From the Guidelines
Para pacientes con accidente cerebrovascular isquémico que no se realizan trombólisis, el objetivo es permitir la hipertensión permisiva en las primeras 24-48 horas, con intervención solo si la presión arterial sistólica excede 220 mmHg o la presión arterial diastólica excede 120 mmHg. Después de este período agudo, se debe comenzar una reducción gradual de la presión arterial, con un objetivo de menos de 140/90 mmHg para la mayoría de los pacientes, o menos de 130/80 mmHg para aquellos con factores de riesgo adicionales como diabetes o enfermedad renal crónica. Cuando se necesita intervención en la fase aguda, el labetalol intravenoso (10-20 mg durante 1-2 minutos, repetido cada 10-20 minutos según sea necesario) o la nicardipina (5 mg/hora IV, titulado por 2,5 mg/hora cada 5-15 minutos) son agentes preferidos ya que permiten una titración cuidadosa.
Algunos puntos clave a considerar en el manejo de la presión arterial en pacientes con accidente cerebrovascular isquémico que no se realizan trombólisis incluyen:
- La importancia de mantener la perfusión cerebral adecuada en el penumbra isquémico
- La necesidad de evitar la reducción excesiva de la presión arterial, que podría empeorar los resultados
- La elección de agentes que permitan una titración cuidadosa, como el labetalol o la nicardipina
- La consideración de factores de riesgo adicionales, como la diabetes o la enfermedad renal crónica, al establecer objetivos de presión arterial a largo plazo.
Según la guía más reciente de 2024 1, no hay evidencia para reducir activamente la presión arterial en pacientes con accidente cerebrovascular isquémico que no reciben trombólisis o trombectomía mecánica, a menos que la presión arterial sea extremadamente alta (por ejemplo, >220/120 mmHg). En estos casos, se puede considerar una reducción inicial moderada del 10%-15% durante un período de horas.
From the Research
Metas de presión arterial para el paciente con accidente cerebrovascular isquémico
- La presión arterial es un factor importante en el manejo del accidente cerebrovascular isquémico, ya que elevaciones en la presión arterial pueden afectar negativamente el resultado clínico 2.

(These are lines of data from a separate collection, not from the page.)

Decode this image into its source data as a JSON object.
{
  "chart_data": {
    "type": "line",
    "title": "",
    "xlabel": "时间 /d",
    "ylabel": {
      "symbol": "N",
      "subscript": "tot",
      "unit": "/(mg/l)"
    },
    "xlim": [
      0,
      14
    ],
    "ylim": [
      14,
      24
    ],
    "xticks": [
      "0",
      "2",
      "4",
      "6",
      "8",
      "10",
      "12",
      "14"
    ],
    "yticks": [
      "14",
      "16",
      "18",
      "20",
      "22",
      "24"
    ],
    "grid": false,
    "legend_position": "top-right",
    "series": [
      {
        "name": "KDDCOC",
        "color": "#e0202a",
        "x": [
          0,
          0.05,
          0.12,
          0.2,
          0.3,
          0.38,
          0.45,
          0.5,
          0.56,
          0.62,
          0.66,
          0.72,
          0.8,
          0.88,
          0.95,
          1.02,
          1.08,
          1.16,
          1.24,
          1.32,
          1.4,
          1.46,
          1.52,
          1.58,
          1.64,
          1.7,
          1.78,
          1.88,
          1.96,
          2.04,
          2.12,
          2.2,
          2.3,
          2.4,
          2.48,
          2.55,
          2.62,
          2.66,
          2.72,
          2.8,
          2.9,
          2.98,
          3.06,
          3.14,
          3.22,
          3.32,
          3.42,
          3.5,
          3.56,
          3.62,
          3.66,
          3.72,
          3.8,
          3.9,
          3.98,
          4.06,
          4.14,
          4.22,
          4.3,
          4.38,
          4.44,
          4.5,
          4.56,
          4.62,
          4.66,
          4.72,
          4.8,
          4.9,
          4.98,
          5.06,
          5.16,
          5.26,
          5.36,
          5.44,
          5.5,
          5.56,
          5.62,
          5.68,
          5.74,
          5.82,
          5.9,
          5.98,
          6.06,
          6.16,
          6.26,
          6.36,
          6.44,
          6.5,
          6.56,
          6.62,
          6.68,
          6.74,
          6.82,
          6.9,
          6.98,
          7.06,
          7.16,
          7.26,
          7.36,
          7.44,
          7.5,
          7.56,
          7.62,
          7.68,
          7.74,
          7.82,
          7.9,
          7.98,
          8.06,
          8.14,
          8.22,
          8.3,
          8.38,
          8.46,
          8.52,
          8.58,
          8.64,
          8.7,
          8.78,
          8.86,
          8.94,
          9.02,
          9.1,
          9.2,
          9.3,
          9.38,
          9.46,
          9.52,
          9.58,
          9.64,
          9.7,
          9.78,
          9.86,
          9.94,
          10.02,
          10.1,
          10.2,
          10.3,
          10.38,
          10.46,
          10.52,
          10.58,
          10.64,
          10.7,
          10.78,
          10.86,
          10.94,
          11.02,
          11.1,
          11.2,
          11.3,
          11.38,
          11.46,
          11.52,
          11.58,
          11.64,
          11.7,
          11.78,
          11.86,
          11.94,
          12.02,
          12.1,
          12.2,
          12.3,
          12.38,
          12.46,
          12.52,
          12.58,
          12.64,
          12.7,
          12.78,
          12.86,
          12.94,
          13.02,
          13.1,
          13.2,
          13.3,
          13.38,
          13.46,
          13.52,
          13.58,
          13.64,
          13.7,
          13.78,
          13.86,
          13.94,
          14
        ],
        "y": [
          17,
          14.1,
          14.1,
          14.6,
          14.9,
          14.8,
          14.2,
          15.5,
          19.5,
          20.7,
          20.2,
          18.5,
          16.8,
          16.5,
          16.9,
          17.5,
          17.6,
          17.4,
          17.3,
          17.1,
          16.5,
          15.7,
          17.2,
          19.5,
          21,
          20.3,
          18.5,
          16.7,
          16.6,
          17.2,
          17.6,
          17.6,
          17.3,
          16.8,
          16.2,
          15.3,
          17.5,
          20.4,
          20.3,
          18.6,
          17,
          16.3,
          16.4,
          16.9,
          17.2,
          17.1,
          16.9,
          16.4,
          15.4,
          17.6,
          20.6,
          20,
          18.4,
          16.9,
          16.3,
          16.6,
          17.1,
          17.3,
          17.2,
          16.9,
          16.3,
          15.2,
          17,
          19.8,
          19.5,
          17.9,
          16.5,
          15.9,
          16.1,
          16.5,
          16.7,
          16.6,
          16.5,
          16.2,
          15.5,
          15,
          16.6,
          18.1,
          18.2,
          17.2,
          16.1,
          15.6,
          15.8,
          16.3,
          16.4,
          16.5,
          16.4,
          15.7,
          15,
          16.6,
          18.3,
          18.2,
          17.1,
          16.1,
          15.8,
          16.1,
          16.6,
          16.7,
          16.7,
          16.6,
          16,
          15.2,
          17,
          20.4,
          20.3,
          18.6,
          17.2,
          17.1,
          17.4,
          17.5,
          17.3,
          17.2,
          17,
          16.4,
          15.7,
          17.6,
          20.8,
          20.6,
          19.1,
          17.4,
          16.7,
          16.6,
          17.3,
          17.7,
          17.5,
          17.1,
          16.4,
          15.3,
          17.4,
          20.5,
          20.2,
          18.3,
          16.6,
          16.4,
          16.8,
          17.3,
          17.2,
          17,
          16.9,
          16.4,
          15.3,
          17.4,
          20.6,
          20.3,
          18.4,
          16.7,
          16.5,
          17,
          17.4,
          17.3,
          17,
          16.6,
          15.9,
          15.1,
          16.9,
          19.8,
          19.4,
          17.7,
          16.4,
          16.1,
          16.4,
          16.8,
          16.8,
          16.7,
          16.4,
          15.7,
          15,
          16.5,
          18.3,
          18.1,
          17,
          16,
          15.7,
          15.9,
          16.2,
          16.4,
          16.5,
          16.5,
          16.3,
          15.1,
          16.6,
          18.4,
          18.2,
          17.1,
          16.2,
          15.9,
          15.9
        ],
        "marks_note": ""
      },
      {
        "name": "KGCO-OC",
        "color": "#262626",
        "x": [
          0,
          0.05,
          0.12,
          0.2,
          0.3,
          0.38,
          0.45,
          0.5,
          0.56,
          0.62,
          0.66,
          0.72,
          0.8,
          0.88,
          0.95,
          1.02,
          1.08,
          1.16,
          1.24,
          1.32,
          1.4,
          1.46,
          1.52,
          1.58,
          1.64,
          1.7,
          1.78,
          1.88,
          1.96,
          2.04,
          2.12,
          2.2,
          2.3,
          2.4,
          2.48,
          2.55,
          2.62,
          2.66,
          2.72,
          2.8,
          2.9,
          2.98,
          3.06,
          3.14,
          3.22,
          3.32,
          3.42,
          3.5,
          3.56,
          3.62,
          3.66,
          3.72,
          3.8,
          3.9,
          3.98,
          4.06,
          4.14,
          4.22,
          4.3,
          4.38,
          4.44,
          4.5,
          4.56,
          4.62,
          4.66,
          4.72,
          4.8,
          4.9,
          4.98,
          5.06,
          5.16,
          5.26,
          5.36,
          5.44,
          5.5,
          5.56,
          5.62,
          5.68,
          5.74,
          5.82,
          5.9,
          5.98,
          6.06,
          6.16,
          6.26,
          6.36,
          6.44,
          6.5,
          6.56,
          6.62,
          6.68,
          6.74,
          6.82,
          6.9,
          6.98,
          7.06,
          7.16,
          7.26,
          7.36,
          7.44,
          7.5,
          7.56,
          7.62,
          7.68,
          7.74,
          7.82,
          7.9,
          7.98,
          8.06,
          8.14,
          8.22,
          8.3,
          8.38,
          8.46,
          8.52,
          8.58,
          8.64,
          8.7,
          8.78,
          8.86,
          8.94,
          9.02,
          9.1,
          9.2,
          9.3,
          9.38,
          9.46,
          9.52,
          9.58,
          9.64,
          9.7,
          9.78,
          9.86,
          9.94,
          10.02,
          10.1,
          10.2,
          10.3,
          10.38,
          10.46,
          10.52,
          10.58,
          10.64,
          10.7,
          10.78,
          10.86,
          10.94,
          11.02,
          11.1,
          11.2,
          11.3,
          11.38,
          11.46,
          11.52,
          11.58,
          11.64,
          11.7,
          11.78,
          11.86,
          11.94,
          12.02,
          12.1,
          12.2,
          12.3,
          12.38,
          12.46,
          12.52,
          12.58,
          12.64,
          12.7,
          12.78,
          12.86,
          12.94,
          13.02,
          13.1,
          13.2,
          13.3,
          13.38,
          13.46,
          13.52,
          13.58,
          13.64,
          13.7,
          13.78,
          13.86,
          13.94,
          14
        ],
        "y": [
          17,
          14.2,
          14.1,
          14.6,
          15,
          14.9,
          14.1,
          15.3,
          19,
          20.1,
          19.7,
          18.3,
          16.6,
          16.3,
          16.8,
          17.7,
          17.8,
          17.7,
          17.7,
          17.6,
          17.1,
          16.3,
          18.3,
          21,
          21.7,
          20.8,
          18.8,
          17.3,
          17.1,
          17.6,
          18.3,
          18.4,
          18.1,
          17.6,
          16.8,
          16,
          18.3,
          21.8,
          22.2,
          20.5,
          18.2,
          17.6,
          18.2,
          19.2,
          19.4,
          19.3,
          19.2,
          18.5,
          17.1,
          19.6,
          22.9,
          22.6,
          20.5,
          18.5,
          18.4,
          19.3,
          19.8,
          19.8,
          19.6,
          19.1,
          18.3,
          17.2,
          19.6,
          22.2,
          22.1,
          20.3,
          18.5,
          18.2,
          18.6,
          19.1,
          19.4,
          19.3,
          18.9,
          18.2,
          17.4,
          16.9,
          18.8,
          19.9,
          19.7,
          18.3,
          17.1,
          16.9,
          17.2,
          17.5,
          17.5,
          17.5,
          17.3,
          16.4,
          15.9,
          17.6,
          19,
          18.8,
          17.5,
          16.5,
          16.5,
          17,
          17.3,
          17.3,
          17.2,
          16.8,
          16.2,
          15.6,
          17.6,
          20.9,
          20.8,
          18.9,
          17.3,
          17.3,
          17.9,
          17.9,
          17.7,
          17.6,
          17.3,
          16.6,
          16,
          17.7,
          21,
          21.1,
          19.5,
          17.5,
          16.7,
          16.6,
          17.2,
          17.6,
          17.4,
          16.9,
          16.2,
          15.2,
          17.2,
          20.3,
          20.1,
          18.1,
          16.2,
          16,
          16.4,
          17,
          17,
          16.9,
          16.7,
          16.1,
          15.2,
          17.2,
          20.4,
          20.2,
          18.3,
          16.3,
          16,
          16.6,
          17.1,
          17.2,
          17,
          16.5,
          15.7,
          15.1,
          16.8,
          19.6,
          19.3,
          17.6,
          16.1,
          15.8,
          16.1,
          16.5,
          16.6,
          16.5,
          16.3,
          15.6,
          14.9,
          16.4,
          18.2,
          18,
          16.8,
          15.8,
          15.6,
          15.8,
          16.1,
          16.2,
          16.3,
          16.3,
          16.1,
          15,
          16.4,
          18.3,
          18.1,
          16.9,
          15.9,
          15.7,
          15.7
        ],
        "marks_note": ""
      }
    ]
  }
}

- En pacientes con accidente cerebrovascular isquémico que no se realizan trombólisis, no hay un consenso claro sobre las metas de presión arterial óptimas, aunque se recomienda una presión arterial sistólica menor a 220 mmHg y diastólica menor a 120 mmHg 3.
- Algunos estudios sugieren que una reducción de la presión arterial en un 15% durante las primeras 24 horas después del inicio del accidente cerebrovascular isquémico puede ser beneficiosa, siempre y cuando no se produzca una caída excesiva de la presión arterial 3.
- La elección del agente antihipertensivo también es importante, y se han comparado diferentes opciones como labetalol, nicardipine e hidralazina en términos de tiempo para controlar la presión arterial antes de la administración de trombolíticos 4.
Consideraciones adicionales
- Es importante tener en cuenta que la presión arterial puede fluctuar durante el curso del accidente cerebrovascular isquémico, y que tanto la hipertensión como la hipotensión pueden tener efectos negativos en el resultado clínico 3.
- La presión arterial también puede influir en la decisión de realizar trombólisis, ya que se recomienda una presión arterial sistólica menor a 185 mmHg y diastólica menor a 110 mmHg para la administración de trombolíticos 5, 6.
- En pacientes que se someten a trombectomía mecánica, se recomienda una presión arterial sistólica menor a 185 mmHg y diastólica menor a 110 mmHg antes del procedimiento, y una presión arterial sistólica menor a 180 mmHg y diastólica menor a 105 mmHg durante y después del procedimiento 6.